Я стану членом фракции. Обязательно стану.

– Но это… нечестно! – кричит правдолюбка с широкими плечами, Молли. Несмотря на злость в голосе, она выглядит напуганной. – Если бы мы знали…

– Хочешь сказать, что если бы знала это до Церемонии выбора, то не выбрала бы Лихость? – рявкает Эрик. – Раз так, убирайся немедленно. Если ты действительно одна из нас, тебе должно быть все равно, что ты можешь провалиться. А если не все равно, ты трусиха.

Эрик толкает дверь в спальню.

– Вы выбрали нас, – говорит он. – Теперь наша очередь выбирать.

Я лежу в кровати и прислушиваюсь к дыханию девяти человек.

Я никогда раньше не спала в одной комнате с мальчиками, но выбора у меня нет, разве что лечь в коридоре. Все остальные переоделись в одежду, которую нам выдали лихачи, но я сплю в своей одежде Альтруизма, которая еще пахнет мылом и свежим воздухом, как дома.

Я привыкла к своей собственной комнате. Я видела из окна лужайку, а за ней туманный горизонт. Я привыкла спать в тишине.

При мысли о доме глаза начинает припекать, я моргаю, и по щеке скатывается слеза. Я прикрываю ладонью рот, чтобы заглушить всхлип.

Я не могу плакать, только не здесь. Я должна успокоиться.

Все будет хорошо. Я могу смотреть на свое отражение в любое время. Могу подружиться с Кристиной, коротко обрезать волосы и не прибирать за другими людьми.

У меня дрожат руки, и слезы катятся все быстрее, застилая взор.

Неважно, что, когда я в следующий раз увижу родителей, а это произойдет в День посещений, они с трудом узнают меня… если вообще придут. Неважно, что мне больно, когда их лица встают перед мысленным взором всего на миг. Даже лицо Калеба, несмотря на то, как сильно его тайны обидели меня. Я стараюсь вдыхать и выдыхать в унисон с другими неофитами. Все это неважно.
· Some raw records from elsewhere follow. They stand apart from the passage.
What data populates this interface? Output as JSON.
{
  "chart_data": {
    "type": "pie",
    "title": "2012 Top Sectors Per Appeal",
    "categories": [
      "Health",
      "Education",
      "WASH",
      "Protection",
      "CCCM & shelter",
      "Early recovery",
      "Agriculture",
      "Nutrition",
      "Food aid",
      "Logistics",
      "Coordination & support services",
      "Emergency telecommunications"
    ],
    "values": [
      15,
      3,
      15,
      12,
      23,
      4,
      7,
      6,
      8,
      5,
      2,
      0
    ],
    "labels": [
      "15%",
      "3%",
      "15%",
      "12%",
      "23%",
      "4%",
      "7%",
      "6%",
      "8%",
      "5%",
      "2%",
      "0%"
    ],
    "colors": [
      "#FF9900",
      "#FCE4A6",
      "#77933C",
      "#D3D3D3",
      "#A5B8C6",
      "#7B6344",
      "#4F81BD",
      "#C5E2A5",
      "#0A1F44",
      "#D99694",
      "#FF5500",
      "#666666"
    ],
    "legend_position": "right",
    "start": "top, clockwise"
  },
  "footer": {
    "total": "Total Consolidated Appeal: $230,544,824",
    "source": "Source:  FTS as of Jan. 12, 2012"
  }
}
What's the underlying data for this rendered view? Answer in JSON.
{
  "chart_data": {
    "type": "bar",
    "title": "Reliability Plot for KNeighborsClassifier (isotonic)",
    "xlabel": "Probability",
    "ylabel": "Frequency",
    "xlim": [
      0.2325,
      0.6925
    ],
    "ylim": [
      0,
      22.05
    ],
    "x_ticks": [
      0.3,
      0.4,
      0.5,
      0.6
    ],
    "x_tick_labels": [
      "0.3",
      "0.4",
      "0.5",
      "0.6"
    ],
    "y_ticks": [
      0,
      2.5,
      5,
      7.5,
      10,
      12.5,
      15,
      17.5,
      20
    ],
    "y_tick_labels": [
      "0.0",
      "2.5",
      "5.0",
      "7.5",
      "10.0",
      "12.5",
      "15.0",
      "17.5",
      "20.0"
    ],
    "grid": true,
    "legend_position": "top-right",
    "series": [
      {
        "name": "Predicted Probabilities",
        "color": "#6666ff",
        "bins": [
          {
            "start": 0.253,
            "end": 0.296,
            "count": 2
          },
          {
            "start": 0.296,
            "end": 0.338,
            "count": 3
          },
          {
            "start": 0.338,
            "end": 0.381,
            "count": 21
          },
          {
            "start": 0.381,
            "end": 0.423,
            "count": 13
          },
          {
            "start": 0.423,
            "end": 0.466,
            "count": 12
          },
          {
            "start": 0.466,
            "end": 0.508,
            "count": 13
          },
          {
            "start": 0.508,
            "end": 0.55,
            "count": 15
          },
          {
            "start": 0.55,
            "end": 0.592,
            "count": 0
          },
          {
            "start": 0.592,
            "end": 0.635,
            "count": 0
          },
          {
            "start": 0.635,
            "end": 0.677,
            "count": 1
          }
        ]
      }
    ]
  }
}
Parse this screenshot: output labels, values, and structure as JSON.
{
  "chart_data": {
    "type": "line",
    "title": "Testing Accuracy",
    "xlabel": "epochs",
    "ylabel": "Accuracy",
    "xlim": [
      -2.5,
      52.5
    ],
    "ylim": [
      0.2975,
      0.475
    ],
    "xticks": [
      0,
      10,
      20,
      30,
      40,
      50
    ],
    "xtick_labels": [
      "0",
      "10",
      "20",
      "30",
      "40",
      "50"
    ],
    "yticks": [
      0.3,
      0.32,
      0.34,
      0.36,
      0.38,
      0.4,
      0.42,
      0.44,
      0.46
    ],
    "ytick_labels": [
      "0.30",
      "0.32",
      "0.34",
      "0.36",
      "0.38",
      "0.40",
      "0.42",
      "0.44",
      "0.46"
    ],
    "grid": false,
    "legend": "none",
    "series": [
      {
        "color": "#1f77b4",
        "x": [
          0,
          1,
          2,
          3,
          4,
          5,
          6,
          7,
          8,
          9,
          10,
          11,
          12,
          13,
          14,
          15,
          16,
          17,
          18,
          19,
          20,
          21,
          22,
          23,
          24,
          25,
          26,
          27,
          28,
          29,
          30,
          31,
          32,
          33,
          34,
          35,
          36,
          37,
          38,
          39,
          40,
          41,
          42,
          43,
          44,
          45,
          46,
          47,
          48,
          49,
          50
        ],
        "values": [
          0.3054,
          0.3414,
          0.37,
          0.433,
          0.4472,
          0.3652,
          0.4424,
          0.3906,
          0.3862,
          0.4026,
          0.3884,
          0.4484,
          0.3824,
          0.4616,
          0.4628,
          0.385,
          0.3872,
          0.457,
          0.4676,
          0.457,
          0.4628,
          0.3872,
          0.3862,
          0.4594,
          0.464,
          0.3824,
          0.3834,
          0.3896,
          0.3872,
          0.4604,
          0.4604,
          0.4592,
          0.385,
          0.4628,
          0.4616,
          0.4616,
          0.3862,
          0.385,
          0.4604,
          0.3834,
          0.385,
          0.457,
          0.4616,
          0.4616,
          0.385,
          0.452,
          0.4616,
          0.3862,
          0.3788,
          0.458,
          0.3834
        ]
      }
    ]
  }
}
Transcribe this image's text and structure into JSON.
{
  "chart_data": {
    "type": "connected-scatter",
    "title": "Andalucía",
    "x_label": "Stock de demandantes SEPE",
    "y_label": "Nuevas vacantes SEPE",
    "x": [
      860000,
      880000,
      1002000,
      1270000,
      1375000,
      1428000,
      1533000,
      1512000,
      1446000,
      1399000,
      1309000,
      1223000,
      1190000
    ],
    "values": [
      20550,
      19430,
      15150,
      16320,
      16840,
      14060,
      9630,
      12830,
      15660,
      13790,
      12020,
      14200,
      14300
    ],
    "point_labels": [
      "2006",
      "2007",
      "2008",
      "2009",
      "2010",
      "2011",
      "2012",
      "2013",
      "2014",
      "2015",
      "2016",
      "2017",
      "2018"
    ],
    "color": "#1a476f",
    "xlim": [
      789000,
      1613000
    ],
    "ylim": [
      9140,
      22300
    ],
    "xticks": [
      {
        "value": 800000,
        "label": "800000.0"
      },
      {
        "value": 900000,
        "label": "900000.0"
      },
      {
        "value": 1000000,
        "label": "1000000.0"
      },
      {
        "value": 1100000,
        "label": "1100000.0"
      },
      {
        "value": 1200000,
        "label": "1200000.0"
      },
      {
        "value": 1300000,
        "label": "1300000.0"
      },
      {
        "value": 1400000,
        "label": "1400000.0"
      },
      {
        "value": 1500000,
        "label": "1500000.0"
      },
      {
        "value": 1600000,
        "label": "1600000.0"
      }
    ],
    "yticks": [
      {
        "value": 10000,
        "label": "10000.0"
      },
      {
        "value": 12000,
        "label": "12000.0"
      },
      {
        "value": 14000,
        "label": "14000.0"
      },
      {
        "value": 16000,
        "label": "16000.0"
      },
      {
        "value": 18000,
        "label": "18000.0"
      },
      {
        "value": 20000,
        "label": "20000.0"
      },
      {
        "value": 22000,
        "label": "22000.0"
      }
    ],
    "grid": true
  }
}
Размеренное дыхание прерывается придушенным звуком, а затем горьким всхлипом. Пружины скрипят под тяжелым телом, и подушка приглушает рыдания, но не до конца. Они доносятся с соседней двухъярусной кровати – это плачет правдолюб Ал, самый крупный и широкоплечий из неофитов. Мне и в голову не приходило, что он сломается.

Его ноги всего в нескольких дюймах от моей головы. Я должна утешить его… должна хотеть утешить его, потому что меня так воспитали. Вместо этого я испытываю отвращение. Такой сильный человек не должен быть слабаком. Почему он не может плакать молча, как все остальные?

Я с трудом сглатываю.

Если бы мать знала, о чем я думаю, представляю, как она бы на меня посмотрела. Уголки ее рта опущены. Брови нависают над глазами – не хмуро, а почти устало. Я провожу ладонью по щекам.

Ал снова всхлипывает. Я почти чувствую, как его рыдания скребут у меня в горле. До парня всего несколько дюймов… я должна коснуться его.

Нет. Я опускаю руку и переворачиваюсь на бок, лицом к стене. Никто не обязан знать, что мне не хочется ему помогать. Я могу сохранить это в секрете. Глаза слипаются, и я чувствую приближение сна, но стоит мне чуть-чуть задремать, как я снова слышу Ала.

Возможно, дело не в том, что я не могу вернуться домой. Я буду скучать по матери, отцу и Калебу, по вечернему камину и перестуку маминых спиц, но это не единственная причина для сосущей пустоты в животе.

Возможно, дело в том, что, даже если бы я вернулась домой, я была бы чужой среди людей, которые отдают не раздумывая и заботятся не стараясь.

При этой мысли я скриплю зубами. Я накрываю голову подушкой, чтобы заглушить рыдания Ала, и засыпаю, прижавшись щекой к мокрому пятну.